CNN has described the Supreme Court as “heavily fractured.” Despite the heavy conservative bent of the judges on the bench, the Trump administration only secured a favorable ruling by a slim 5-4 margin, which was surprising considering Trump has been receiving major rulings in his favor lately. When Trump signed the executive order cutting almost $800 million in funding, his administration claimed that the contracts promote “immoral race-based preferences” and “sex-based preferences” under the guise of DEI efforts.

Democratic officials in 16 different states challenged Trump’s executive order in courts with the argument that, while the case is still being deliberated, scientists engaged in serious research would be disrupted. The officials wanted the flow of funding to continue as the case was being heard. The result, however, means that researchers will not get access to the funds. Still, the officials can bring the case before different federal courts.

That’s not to say everyone received this ruling with optimism. The highly criticized Supreme Court justice in conservative corners, Justice Ketanji Brown Jackson, had some harsh words for the court. Jackson wrote, “This is Calvinball jurisprudence with a twist. Calvinball has only one rule: there are no fixed rules. We seem to have two: that one, and this administration always wins.”

Both attorneys pointed to specific grants to showcase why the funding needed to continue or be discontinued. The Trump administration highlighted a study titled Buddhism and HIV Stigma in Thailand, while public health groups pointed to another study that seemed closer to home, Alzheimer’s Disease and Related Dementia Neuropathologies and Exposures to Traffic Pollution Mixtures. Much like the crackdown that was led by DOGE not too long ago, the argument here seems to stem from the Trump administration throwing the proverbial baby out with the bathwater.

The Trump administration argued in court that the federal government is spending money on “discretionary grants” that have no way of being recouped. This administration has been very stern about finding ways to reduce government expenditure and “waste” in light of the rising deficit and lowered credit rating. But economic experts have pointed out that this approach is not necessarily working — instead pointing at fixing the tariff situation and increasing taxes on billionaires. Trump’s megabill, however, was his administration doing the exact opposite.
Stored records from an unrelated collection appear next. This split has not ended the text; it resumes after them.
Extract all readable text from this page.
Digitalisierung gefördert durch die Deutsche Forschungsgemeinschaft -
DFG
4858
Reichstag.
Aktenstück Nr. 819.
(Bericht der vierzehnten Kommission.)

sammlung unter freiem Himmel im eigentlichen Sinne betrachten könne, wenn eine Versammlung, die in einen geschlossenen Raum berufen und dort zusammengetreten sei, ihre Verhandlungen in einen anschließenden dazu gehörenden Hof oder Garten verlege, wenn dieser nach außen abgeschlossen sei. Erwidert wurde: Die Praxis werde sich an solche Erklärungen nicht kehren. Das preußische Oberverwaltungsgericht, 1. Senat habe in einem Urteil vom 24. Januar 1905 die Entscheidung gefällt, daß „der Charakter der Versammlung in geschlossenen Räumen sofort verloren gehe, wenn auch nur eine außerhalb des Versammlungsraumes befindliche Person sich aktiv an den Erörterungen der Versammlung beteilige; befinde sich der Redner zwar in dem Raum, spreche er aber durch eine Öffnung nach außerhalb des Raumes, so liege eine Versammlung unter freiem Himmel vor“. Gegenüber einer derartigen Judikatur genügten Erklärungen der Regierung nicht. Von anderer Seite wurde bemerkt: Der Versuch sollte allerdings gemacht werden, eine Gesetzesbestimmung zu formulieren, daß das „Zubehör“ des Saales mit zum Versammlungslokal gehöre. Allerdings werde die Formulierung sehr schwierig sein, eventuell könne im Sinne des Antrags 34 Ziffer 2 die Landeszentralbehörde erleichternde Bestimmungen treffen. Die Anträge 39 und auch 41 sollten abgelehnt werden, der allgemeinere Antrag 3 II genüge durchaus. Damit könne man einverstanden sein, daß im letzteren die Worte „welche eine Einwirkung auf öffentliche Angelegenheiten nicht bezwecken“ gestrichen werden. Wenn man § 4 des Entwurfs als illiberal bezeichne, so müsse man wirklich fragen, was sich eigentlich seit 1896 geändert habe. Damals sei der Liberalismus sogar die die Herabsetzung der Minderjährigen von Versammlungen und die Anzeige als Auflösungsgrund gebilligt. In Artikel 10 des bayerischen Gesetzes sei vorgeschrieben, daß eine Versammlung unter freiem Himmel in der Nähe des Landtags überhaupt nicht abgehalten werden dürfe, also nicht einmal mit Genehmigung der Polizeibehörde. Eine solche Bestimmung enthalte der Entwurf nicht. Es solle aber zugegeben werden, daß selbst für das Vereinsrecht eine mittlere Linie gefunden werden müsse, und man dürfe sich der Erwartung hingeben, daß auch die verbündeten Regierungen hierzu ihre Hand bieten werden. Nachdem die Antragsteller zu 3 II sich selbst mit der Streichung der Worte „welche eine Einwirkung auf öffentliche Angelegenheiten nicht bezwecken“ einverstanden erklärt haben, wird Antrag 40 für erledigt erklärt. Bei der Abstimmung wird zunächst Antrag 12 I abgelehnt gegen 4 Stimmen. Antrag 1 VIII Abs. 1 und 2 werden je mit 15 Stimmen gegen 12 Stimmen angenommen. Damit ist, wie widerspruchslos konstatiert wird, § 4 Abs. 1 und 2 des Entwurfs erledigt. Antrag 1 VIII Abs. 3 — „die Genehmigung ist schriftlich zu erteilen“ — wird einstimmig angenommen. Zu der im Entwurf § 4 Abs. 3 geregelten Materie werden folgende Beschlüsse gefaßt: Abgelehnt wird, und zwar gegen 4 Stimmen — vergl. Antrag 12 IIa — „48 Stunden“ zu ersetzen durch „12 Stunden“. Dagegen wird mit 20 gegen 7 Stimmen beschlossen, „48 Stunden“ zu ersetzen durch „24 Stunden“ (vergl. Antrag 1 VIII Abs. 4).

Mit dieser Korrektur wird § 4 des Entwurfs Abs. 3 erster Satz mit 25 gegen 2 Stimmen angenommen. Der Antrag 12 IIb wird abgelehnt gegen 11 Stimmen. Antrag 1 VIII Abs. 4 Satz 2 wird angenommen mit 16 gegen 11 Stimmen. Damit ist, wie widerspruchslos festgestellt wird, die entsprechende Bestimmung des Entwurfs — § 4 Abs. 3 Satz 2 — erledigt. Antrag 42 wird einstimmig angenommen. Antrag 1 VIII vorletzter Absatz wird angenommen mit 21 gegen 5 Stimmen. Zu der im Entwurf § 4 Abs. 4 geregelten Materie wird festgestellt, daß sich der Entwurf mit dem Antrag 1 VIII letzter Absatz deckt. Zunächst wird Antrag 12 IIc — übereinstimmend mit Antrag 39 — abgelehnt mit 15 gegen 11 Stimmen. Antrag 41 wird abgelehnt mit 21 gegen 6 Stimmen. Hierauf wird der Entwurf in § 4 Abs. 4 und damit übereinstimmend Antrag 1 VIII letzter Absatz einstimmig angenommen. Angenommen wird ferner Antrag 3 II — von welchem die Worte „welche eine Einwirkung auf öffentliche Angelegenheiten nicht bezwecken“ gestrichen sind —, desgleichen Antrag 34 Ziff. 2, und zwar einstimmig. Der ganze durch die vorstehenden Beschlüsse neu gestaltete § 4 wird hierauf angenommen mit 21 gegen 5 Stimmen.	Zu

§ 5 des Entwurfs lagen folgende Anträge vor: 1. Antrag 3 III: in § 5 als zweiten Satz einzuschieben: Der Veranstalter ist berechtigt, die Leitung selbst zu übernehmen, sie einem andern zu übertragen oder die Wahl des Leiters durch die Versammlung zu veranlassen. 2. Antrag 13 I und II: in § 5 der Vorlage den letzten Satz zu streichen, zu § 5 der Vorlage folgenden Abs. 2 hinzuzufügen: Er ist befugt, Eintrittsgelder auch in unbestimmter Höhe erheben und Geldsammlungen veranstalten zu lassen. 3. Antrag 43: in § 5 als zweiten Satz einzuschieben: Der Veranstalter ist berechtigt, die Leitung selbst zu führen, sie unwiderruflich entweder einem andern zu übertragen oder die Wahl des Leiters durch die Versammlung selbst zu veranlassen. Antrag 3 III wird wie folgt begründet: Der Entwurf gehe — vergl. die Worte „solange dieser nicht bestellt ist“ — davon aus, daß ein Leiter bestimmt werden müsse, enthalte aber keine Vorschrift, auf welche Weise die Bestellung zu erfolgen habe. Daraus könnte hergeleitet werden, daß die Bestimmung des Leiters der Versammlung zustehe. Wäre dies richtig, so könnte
In this particular case of whether the funding gets paused or continues during the trial, the court heavily relied on whether the plaintiffs would repay the government grant money were Trump’s administration to ultimately win the main lawsuit. 

As the case now moves to the lower courts, U.S. District Judge William Young is already chipping away at Trump’s victory over the grants. Young, who has served on the bench since the Ronald Reagan administration, said in his assessment of the case that he has “never seen government racial discrimination like this.”